As Fahrenheit magazine has it:
Hector Guimard (1867-1942) was a French architect, the main French representative of Art Nouveau. […] He identified himself with the theories of Viollet-le-duc and travelled to England, Scotland, Holland and Belgium, places that inspired him greatly. Following his visit to Victor Horta’s Hôtel Tassel in Brussels, Guimard was influenced by Art Nouveau and evolved towards a freedom in which he revealed his love of nature. In 1900, he built the Canivet house in Paris, the Maison Coilliot in Lille and the entrances to Parisian metro stations, all with a touch of fantasy in which he used metal arcades with prefabricated decorations.Fahrenheit
Even though I knew Horta’s work and even visited his Hotel Tassel a few years ago (picture per below), I had always thought. that Guimard had been the inspirer of Art Nouveau, because of the prominence of his work in Paris. Yet, I was wrong.

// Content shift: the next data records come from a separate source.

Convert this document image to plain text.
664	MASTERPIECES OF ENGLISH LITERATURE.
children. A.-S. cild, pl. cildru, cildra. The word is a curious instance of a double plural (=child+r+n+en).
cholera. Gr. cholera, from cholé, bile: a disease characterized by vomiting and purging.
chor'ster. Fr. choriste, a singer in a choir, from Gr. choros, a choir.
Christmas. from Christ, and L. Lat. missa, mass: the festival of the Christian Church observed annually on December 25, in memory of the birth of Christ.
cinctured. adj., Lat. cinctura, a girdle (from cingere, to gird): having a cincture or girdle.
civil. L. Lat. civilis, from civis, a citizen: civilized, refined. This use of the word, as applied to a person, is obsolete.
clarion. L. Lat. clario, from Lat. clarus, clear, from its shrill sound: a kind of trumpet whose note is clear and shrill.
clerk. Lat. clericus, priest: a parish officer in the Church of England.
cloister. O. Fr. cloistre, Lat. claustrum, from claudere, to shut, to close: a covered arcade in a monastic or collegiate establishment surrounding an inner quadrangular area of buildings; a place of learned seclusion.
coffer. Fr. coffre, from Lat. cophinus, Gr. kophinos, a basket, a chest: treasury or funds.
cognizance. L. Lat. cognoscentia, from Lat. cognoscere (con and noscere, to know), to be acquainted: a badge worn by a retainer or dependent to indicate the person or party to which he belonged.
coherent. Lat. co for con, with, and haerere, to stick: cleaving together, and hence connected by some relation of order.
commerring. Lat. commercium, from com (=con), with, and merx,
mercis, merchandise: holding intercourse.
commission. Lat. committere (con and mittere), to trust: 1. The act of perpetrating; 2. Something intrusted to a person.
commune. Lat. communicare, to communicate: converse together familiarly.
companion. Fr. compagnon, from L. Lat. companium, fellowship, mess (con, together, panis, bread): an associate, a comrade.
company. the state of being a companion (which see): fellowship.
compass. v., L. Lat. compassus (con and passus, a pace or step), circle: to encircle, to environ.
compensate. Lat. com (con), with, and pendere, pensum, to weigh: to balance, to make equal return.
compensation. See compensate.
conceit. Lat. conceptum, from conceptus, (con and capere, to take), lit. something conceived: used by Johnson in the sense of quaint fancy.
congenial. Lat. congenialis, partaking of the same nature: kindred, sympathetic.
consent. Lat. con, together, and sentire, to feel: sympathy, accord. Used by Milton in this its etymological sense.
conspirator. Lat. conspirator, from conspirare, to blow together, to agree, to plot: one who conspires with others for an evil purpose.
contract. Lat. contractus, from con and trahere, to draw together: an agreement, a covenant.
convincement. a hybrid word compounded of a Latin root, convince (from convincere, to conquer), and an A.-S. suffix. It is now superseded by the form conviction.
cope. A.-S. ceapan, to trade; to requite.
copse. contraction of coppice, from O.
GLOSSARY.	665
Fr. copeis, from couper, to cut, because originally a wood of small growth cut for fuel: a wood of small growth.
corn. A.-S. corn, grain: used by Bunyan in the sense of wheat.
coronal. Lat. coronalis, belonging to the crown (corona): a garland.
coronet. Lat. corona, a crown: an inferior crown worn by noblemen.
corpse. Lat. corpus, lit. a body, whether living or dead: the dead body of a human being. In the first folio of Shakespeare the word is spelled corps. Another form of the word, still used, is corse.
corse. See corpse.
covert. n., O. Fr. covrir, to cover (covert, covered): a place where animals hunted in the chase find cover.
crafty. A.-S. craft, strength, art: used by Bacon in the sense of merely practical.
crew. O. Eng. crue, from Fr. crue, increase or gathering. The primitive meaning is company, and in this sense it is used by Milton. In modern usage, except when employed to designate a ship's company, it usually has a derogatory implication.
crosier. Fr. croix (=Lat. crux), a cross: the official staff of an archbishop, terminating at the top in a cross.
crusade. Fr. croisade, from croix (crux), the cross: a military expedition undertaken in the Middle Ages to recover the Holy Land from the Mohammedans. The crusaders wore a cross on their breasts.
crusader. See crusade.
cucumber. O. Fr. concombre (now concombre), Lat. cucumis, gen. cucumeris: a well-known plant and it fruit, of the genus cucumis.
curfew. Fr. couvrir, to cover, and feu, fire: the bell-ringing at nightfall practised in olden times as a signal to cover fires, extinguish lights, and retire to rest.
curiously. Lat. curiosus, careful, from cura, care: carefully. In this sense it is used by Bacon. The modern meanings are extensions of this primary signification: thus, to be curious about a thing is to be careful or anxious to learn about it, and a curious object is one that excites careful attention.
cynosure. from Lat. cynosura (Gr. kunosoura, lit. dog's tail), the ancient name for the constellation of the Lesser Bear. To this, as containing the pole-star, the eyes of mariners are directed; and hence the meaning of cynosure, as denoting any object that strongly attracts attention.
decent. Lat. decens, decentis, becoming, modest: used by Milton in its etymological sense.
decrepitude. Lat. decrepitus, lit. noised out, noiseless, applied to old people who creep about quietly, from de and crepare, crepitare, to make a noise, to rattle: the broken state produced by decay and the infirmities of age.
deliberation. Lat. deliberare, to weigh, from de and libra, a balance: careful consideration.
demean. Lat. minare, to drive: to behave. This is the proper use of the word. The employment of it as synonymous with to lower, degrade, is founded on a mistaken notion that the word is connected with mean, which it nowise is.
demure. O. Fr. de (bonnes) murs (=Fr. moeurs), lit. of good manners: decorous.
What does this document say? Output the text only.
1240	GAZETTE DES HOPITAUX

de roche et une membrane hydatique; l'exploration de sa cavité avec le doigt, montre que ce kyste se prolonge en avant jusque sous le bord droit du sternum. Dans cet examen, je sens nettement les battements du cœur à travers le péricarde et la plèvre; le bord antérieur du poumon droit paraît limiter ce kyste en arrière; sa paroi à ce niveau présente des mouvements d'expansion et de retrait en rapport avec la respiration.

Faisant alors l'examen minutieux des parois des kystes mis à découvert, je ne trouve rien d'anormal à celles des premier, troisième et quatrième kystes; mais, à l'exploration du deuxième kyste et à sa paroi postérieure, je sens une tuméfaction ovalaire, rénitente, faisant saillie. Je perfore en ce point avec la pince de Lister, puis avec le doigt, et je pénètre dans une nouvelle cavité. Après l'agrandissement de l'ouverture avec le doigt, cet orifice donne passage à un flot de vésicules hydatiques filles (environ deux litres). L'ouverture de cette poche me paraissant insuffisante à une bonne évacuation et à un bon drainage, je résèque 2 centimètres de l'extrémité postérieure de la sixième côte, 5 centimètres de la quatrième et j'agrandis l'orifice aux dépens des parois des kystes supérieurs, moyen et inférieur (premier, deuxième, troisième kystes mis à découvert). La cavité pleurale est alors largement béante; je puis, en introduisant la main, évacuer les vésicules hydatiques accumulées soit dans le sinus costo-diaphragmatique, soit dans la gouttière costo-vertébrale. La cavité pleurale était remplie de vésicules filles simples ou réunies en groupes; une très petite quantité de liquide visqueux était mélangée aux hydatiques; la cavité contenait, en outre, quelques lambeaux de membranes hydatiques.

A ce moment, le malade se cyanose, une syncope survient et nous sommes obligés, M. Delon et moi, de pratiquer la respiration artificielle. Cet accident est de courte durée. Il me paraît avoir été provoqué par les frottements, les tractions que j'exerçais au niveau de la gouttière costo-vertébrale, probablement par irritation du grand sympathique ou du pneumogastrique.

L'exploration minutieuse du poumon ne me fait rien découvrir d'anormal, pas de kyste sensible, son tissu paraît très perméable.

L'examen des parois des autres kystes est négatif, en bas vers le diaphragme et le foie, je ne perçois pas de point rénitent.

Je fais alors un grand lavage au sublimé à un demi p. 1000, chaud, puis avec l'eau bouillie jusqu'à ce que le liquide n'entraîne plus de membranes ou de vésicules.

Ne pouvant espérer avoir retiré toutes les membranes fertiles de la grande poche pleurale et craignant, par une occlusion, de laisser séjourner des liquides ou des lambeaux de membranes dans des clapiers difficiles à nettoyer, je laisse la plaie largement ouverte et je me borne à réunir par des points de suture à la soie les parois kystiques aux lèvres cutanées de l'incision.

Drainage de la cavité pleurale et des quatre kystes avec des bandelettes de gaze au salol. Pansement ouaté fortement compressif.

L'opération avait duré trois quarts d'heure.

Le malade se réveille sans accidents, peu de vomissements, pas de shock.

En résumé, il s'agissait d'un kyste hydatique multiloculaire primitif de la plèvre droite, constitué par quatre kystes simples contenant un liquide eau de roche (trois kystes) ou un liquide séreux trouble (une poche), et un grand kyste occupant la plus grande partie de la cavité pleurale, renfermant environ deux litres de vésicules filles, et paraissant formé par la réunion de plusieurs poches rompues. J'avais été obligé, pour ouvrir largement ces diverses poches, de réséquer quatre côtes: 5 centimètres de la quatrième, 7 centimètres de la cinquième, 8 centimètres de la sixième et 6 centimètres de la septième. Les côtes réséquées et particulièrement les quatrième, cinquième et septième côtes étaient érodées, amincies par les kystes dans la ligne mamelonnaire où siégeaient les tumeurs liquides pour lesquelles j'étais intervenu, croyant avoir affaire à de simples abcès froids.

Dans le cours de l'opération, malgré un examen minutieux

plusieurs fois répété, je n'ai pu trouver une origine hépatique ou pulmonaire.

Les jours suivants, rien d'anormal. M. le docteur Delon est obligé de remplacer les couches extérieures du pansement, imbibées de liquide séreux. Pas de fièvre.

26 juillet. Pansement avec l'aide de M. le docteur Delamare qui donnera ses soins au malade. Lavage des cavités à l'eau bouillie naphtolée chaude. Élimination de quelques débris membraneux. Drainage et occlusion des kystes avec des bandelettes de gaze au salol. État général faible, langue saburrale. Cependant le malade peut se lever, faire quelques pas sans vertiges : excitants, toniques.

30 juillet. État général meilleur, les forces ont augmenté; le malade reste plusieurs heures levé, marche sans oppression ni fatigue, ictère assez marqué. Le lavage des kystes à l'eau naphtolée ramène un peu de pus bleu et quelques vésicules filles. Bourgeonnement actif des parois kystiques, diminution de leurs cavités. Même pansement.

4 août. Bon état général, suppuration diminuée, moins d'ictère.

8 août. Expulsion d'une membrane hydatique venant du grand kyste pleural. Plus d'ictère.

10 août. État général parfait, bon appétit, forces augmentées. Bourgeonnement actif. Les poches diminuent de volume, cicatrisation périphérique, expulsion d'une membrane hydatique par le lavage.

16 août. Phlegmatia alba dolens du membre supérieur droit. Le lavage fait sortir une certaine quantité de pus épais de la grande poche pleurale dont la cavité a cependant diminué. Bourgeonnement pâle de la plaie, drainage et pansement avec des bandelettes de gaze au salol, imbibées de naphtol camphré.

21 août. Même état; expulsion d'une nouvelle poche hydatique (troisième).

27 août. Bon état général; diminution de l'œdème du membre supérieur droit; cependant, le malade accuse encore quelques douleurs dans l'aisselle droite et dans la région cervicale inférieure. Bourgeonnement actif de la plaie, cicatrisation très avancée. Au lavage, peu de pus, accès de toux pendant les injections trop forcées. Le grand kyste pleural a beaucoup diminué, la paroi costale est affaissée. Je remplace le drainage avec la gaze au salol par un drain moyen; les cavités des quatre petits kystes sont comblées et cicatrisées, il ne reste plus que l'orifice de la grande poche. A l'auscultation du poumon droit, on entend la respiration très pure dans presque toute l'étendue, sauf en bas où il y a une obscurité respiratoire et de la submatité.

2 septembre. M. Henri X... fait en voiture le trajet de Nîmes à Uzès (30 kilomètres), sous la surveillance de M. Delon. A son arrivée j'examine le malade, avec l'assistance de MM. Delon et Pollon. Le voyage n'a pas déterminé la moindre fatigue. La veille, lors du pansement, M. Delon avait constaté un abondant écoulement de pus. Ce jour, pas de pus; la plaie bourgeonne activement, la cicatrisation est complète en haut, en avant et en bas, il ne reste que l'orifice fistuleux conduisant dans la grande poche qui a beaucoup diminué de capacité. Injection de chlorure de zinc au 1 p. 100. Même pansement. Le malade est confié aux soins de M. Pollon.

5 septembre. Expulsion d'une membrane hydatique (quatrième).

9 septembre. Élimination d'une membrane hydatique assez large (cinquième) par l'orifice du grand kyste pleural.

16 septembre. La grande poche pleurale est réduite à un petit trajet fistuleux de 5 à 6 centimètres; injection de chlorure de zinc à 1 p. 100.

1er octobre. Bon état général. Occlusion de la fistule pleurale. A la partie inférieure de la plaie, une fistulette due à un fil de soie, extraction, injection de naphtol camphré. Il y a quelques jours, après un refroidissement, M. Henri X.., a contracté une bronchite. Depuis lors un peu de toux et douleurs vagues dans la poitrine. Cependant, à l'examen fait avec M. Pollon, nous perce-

About Art Nouveau and Guimard
Many artists can be considered as the precursors of Art Nouveau including Germany’s Ernst Hackel or England’s members of the pre-raphaelite Brotherhood.
Many of Guimard’s entrances to the Paris metro have been pulled down or moved from one station to the other. Gradually, Art Nouveau was hated by Parisians who dubbed it “Style Nouille” (Nouille could be translated by “naff“). Fortunately, our station in Denfert Rochereau (Paris, 14th district) is still there.